Sequenom, the loser in “Ariosa,” has filed a petition seeking Supreme Court review of the Fed. Cir.’s invalidation of the claims of US Pat. No. 6,258,540 as an attempt to claim a natural product, cffDNA. While there is no dispute among the commentators that this decision was flat-out wrong, the majority of the panel seemed to agree that it was compelled by the “Mayo/Alice Rule” (after they spotted the natural product, cffDNA, and ignored the other claim steps as conventional). (A copy of the Petition can be found at the end of this post.)

As previously noted by me, this is not a great case to settle the issue of whether or not claims based on biomarkers are patent-eligible. All of the claims on appeal, except for claim 21, are simply directed to methods for detecting cffDNA in a maternal serum or plasma sample. These claims are as patentable as a method of testing transgenic potatoes for the level of the precursor to acrylamide – a carcinogen that you do not want in your chips. The claim is a method claim, even if the precursor enzyme is a natural product. Even the ACLU in Myriad argued that, while a new method of mining gold would be patentable subject matter, a gold nugget is not.

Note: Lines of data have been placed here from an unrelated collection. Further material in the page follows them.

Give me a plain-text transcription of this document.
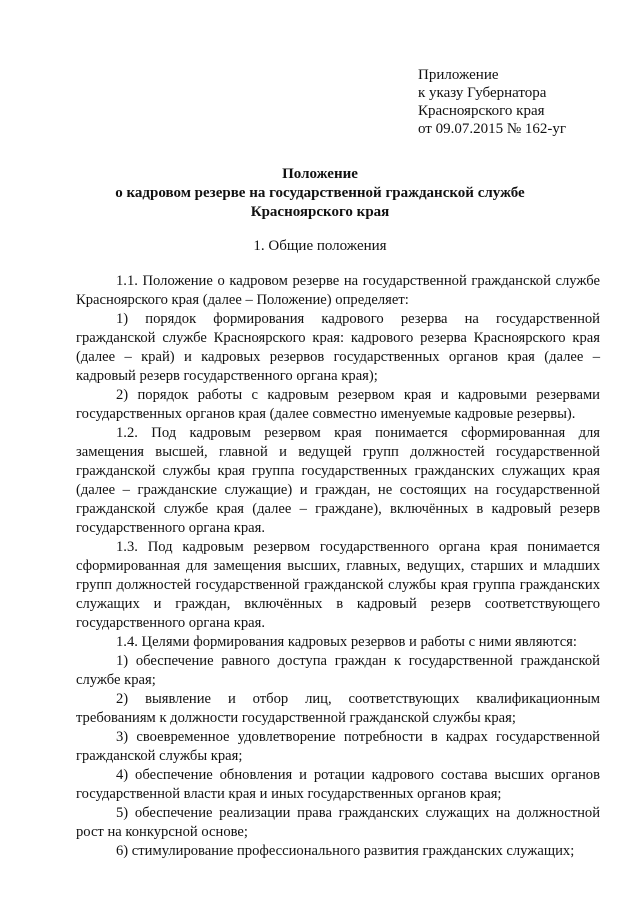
Приложение
к указу Губернатора
Красноярского края
от 09.07.2015 № 162-уг
Положение
о кадровом резерве на государственной гражданской службе
Красноярского края
1. Общие положения

1.1. Положение о кадровом резерве на государственной гражданской службе Красноярского края (далее – Положение) определяет:

1) порядок формирования кадрового резерва на государственной гражданской службе Красноярского края: кадрового резерва Красноярского края (далее – край) и кадровых резервов государственных органов края (далее – кадровый резерв государственного органа края);

2) порядок работы с кадровым резервом края и кадровыми резервами государственных органов края (далее совместно именуемые кадровые резервы).

1.2. Под кадровым резервом края понимается сформированная для замещения высшей, главной и ведущей групп должностей государственной гражданской службы края группа государственных гражданских служащих края (далее – гражданские служащие) и граждан, не состоящих на государственной гражданской службе края (далее – граждане), включённых в кадровый резерв государственного органа края.

1.3. Под кадровым резервом государственного органа края понимается сформированная для замещения высших, главных, ведущих, старших и младших групп должностей государственной гражданской службы края группа гражданских служащих и граждан, включённых в кадровый резерв соответствующего государственного органа края.

1.4. Целями формирования кадровых резервов и работы с ними являются:

1) обеспечение равного доступа граждан к государственной гражданской службе края;

2) выявление и отбор лиц, соответствующих квалификационным требованиям к должности государственной гражданской службы края;

3) своевременное удовлетворение потребности в кадрах государственной гражданской службы края;

4) обеспечение обновления и ротации кадрового состава высших органов государственной власти края и иных государственных органов края;

5) обеспечение реализации права гражданских служащих на должностной рост на конкурсной основе;

6) стимулирование профессионального развития гражданских служащих;
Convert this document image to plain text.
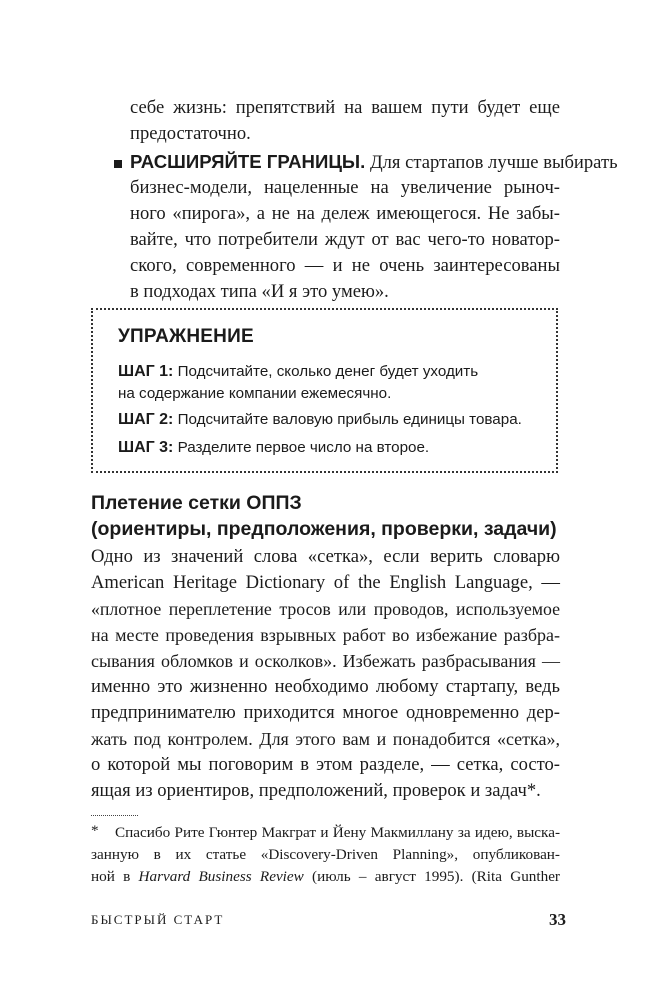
себе жизнь: препятствий на вашем пути будет еще
предостаточно.
РАСШИРЯЙТЕ ГРАНИЦЫ. Для стартапов лучше выбирать
бизнес-модели, нацеленные на увеличение рыноч-
ного «пирога», а не на дележ имеющегося. Не забы-
вайте, что потребители ждут от вас чего-то новатор-
ского, современного — и не очень заинтересованы
в подходах типа «И я это умею».
УПРАЖНЕНИЕ
ШАГ 1: Подсчитайте, сколько денег будет уходить
на содержание компании ежемесячно.
ШАГ 2: Подсчитайте валовую прибыль единицы товара.
ШАГ 3: Разделите первое число на второе.
Плетение сетки ОППЗ
(ориентиры, предположения, проверки, задачи)
Одно из значений слова «сетка», если верить словарю
American Heritage Dictionary of the English Language, —
«плотное переплетение тросов или проводов, используемое
на месте проведения взрывных работ во избежание разбра-
сывания обломков и осколков». Избежать разбрасывания —
именно это жизненно необходимо любому стартапу, ведь
предпринимателю приходится многое одновременно дер-
жать под контролем. Для этого вам и понадобится «сетка»,
о которой мы поговорим в этом разделе, — сетка, состо-
* Спасибо Рите Гюнтер Макграт и Йену Макмиллану за идею, выска-
занную в их статье «Discovery-Driven Planning», опубликован-
ной в Harvard Business Review (июль – август 1995). (Rita Gunther
БЫСТРЫЙ СТАРТ	33
ящая из ориентиров, предположений, проверок и задач*.
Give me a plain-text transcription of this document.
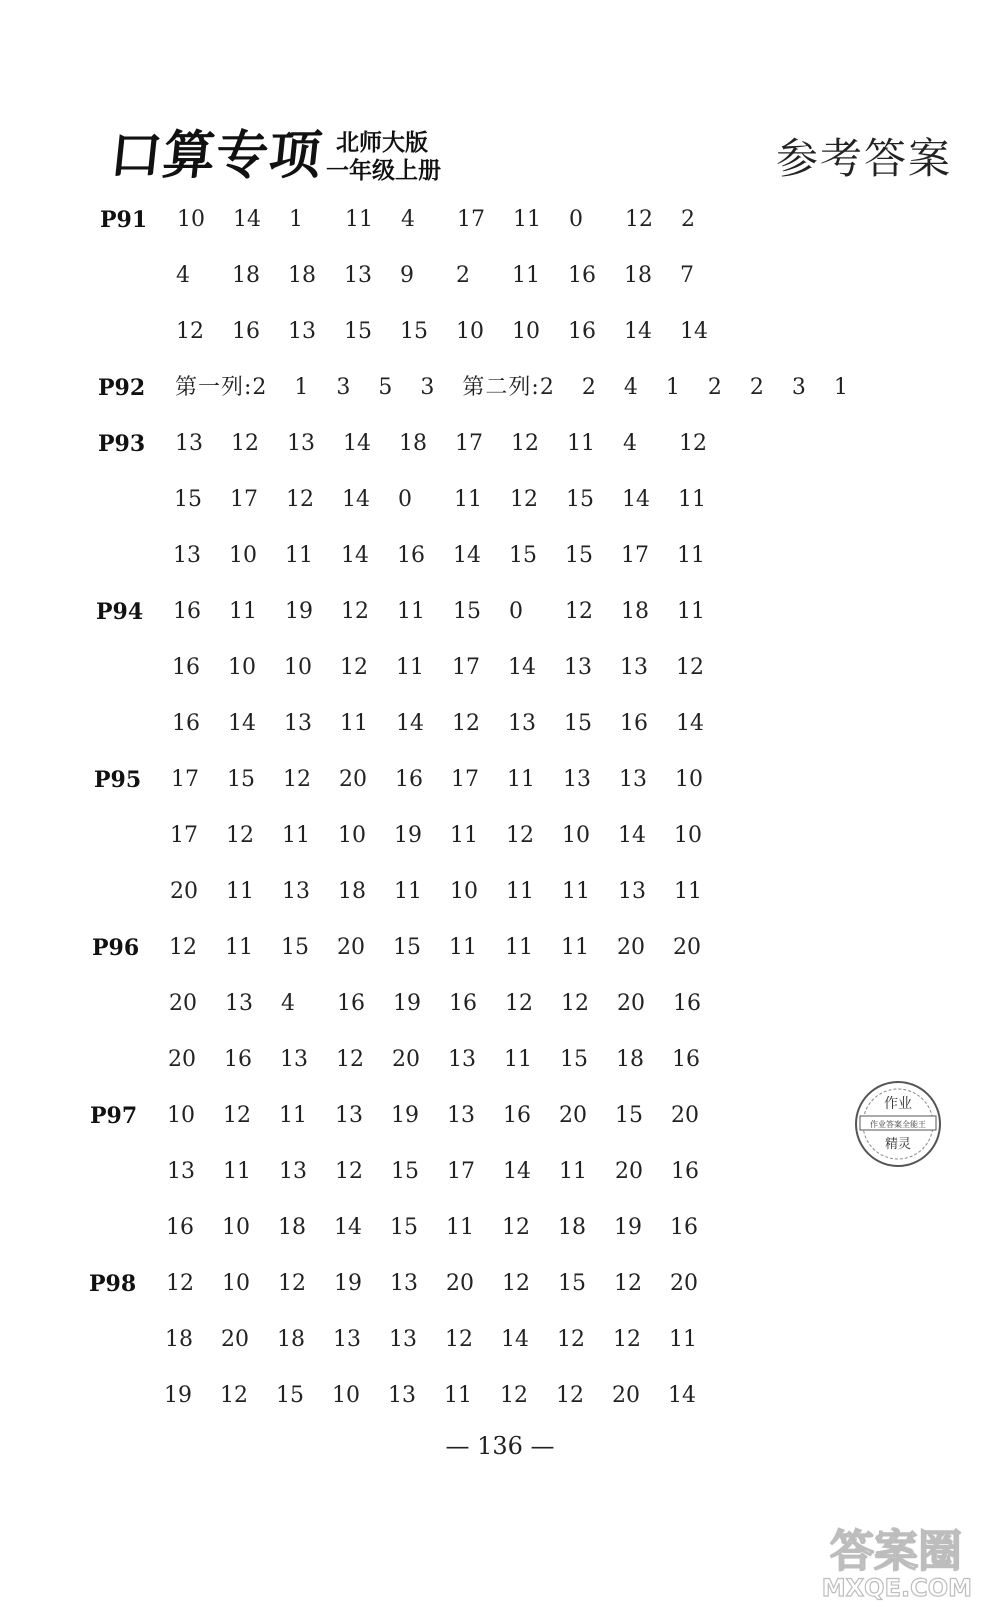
口算专项 北师大版
一年级上册	参考答案
P91	10 14 1 11 4 17 11 0 12 2
4 18 18 13 9 2 11 16 18 7
12 16 13 15 15 10 10 16 14 14
P92	第一列:2 1 3 5 3 第二列:2 2 4 1 2 2 3 1
P93	13 12 13 14 18 17 12 11 4 12
15 17 12 14 0 11 12 15 14 11
13 10 11 14 16 14 15 15 17 11
P94	16 11 19 12 11 15 0 12 18 11
16 10 10 12 11 17 14 13 13 12
16 14 13 11 14 12 13 15 16 14
P95	17 15 12 20 16 17 11 13 13 10
17 12 11 10 19 11 12 10 14 10
20 11 13 18 11 10 11 11 13 11
P96	12 11 15 20 15 11 11 11 20 20
20 13 4 16 19 16 12 12 20 16
20 16 13 12 20 13 11 15 18 16
P97	10 12 11 13 19 13 16 20 15 20
13 11 13 12 15 17 14 11 20 16
16 10 18 14 15 11 12 18 19 16
P98	12 10 12 19 13 20 12 15 12 20
18 20 18 13 13 12 14 12 12 11
19 12 15 10 13 11 12 12 20 14
— 136 —
作业
作业答案全能王
精灵
答案圈
MXQE.COM
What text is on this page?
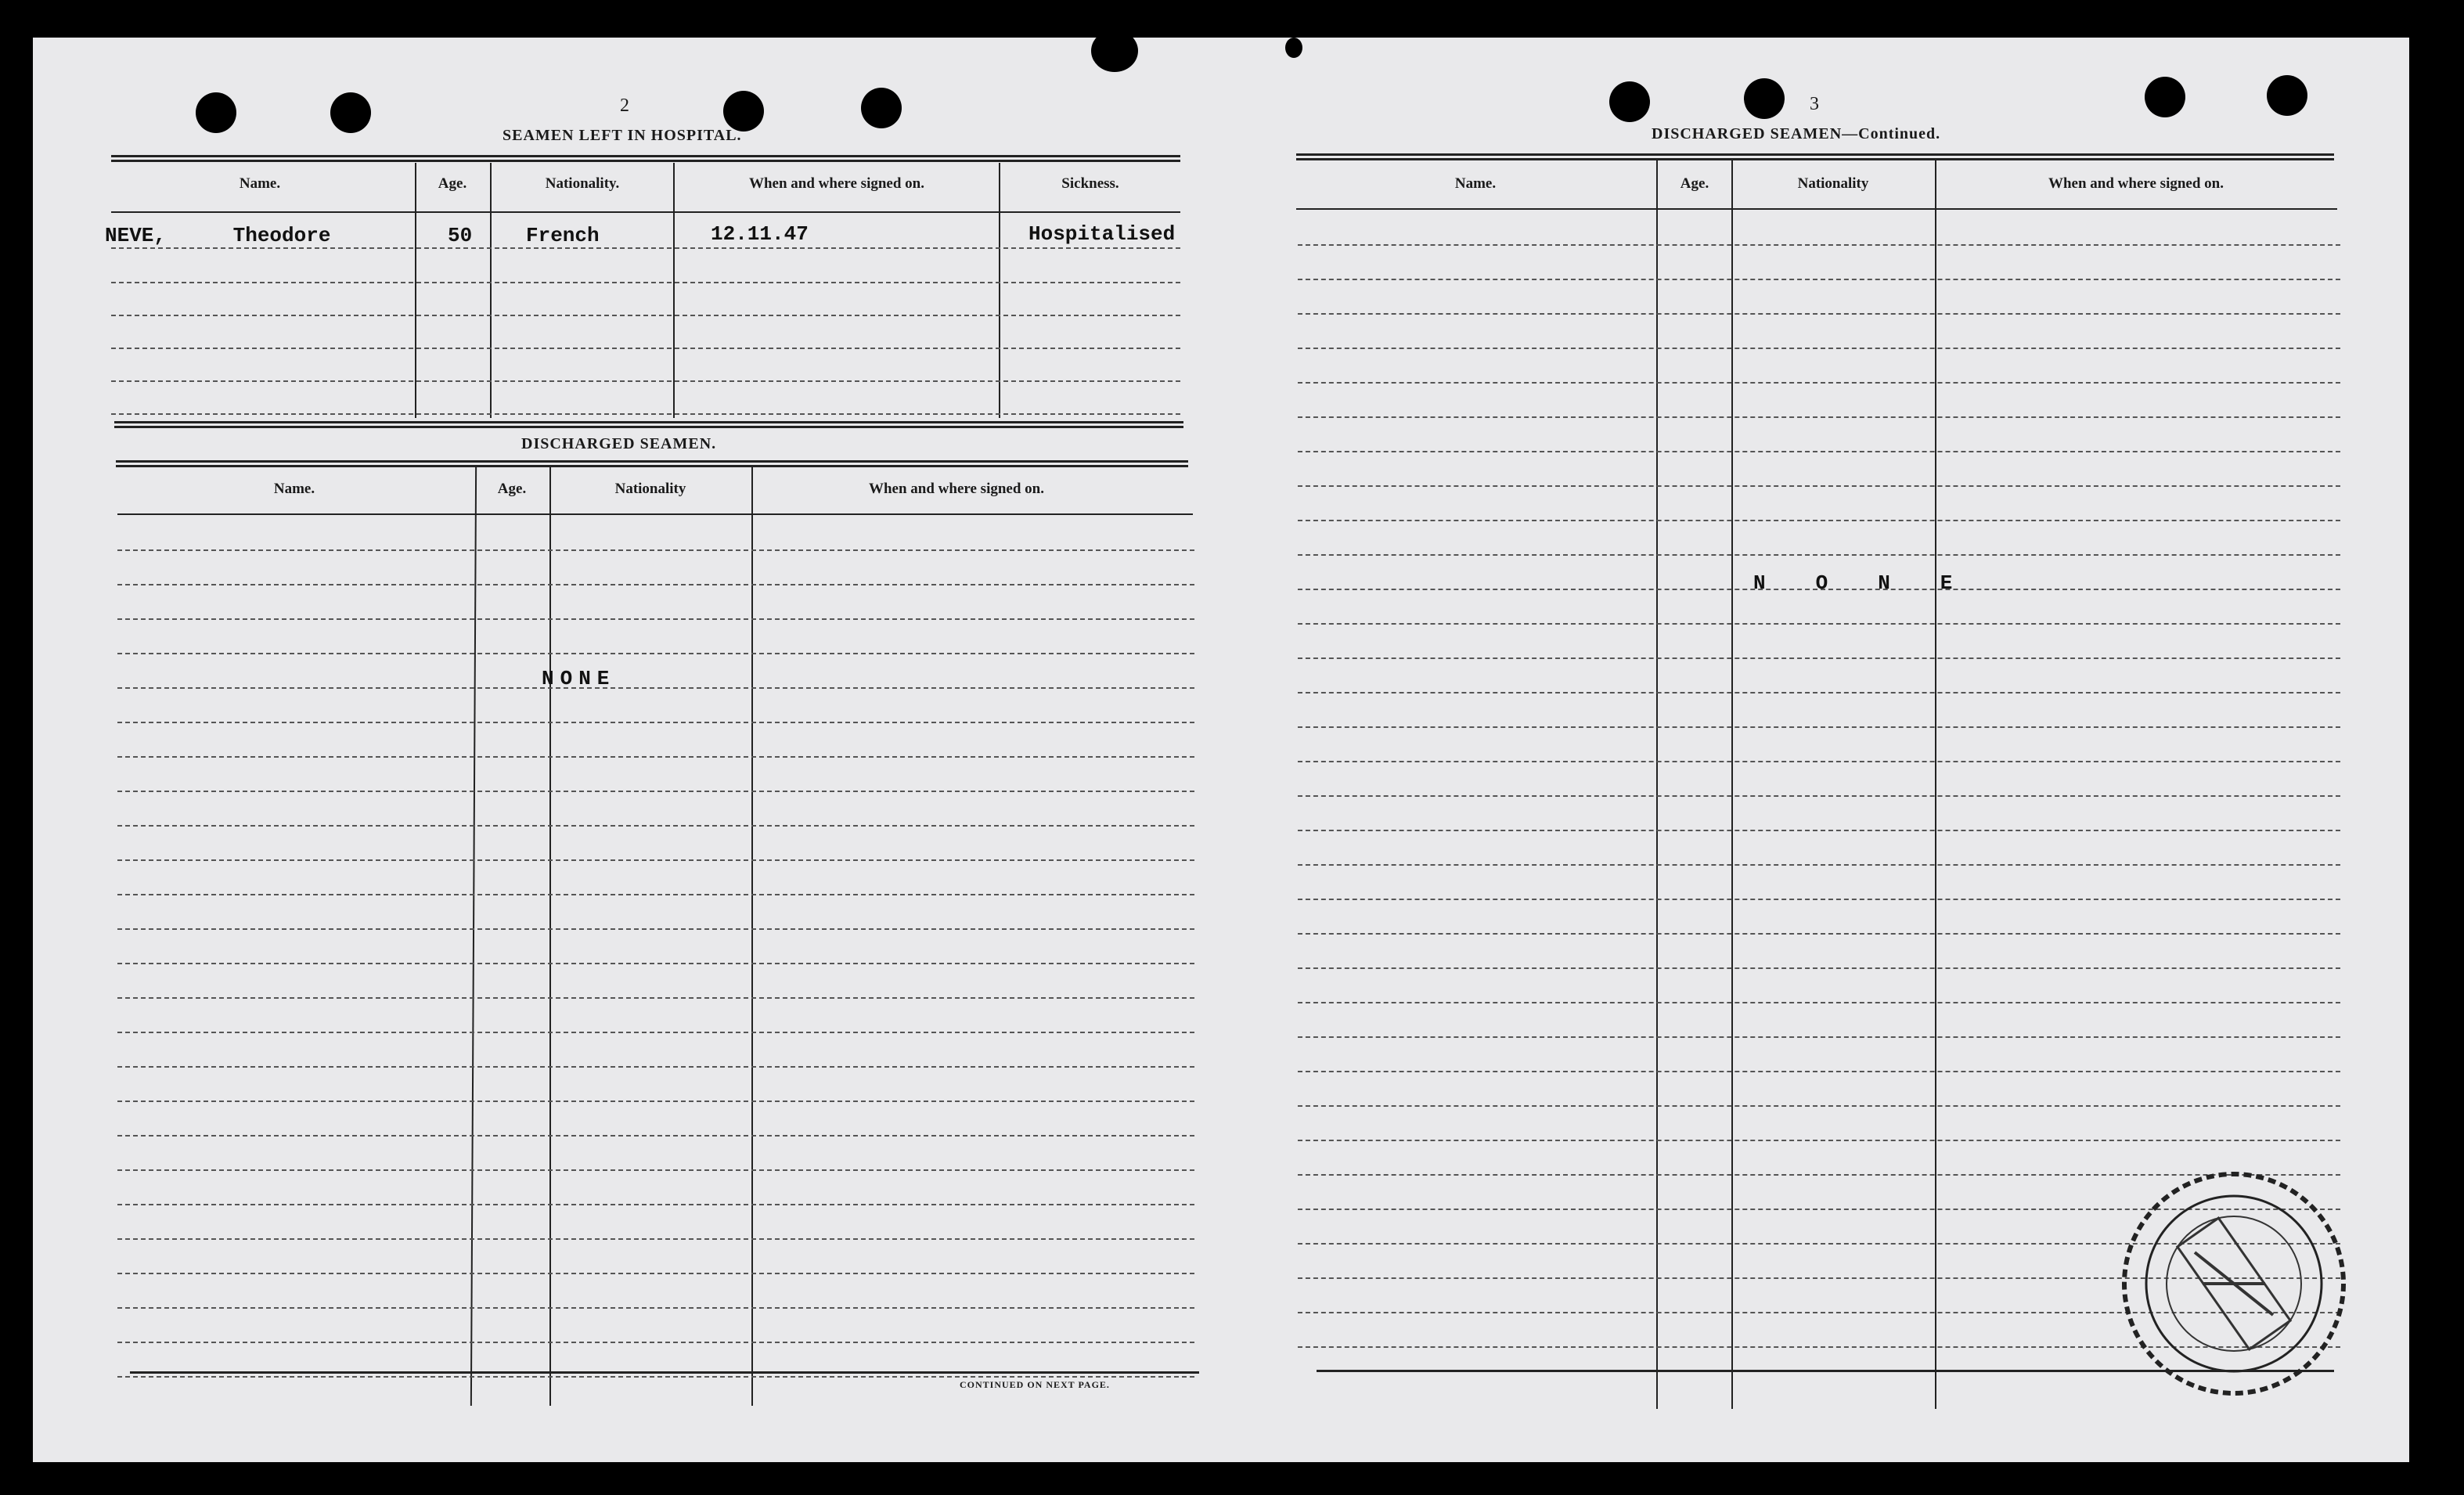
2
SEAMEN LEFT IN HOSPITAL.
Name.	Age.	Nationality.	When and where signed on.	Sickness.
NEVE, Theodore	50	French	12.11.47	Hospitalised
DISCHARGED SEAMEN.
Name.	Age.	Nationality	When and where signed on.
NONE
CONTINUED ON NEXT PAGE.
3
DISCHARGED SEAMEN—Continued.
Name.	Age.	Nationality	When and where signed on.
NONE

The important claim to those of us trying to get valid diagnostic claims allowed is claim 21, which starts out “A method of performing a pre-natal diagnosis, which method comprises the steps of:…(iv) providing a diagnosis based on the presence and/or quantity and/or sequence of the fetal nucleic acid (that is detected in sub-part (iii)). However, even if “a diagnosis” is limited to a pre-natal diagnosis, this is a broad claim. Should the Supreme Court grant cert., would it save a claim that covers all diagnostic uses of an “old” compound, even if this is a new use for a known compound – a claim type the Court endorsed in dictum? The Fed. Cir. did not reproduce or specifically discuss claim 21, but, rather, reproduced claim 25, which starts out “A method for performing a prenatal diagnosis” but has no diagnostic step recited in the body of the claim. The panel did not discuss claim 21 at all but continued to argue that the claims were simple isolation methods.

I would like to see the Court address the patent-eligibility of a diagnostic test for a single condition based on the level of an isolated, purified product-of-nature (e.g., claim 17 of the ‘540 patent which is not on appeal and, anyway, is a statement of intended use).

Hal Wegner has opined that there is no reason for the Supreme Court to grant cert., since there is no conflict in either the Court’s precedent or in that of the lower courts. Whether or not cert. is granted, Ariosa seems like pretty shaky legal ground to defend at this point.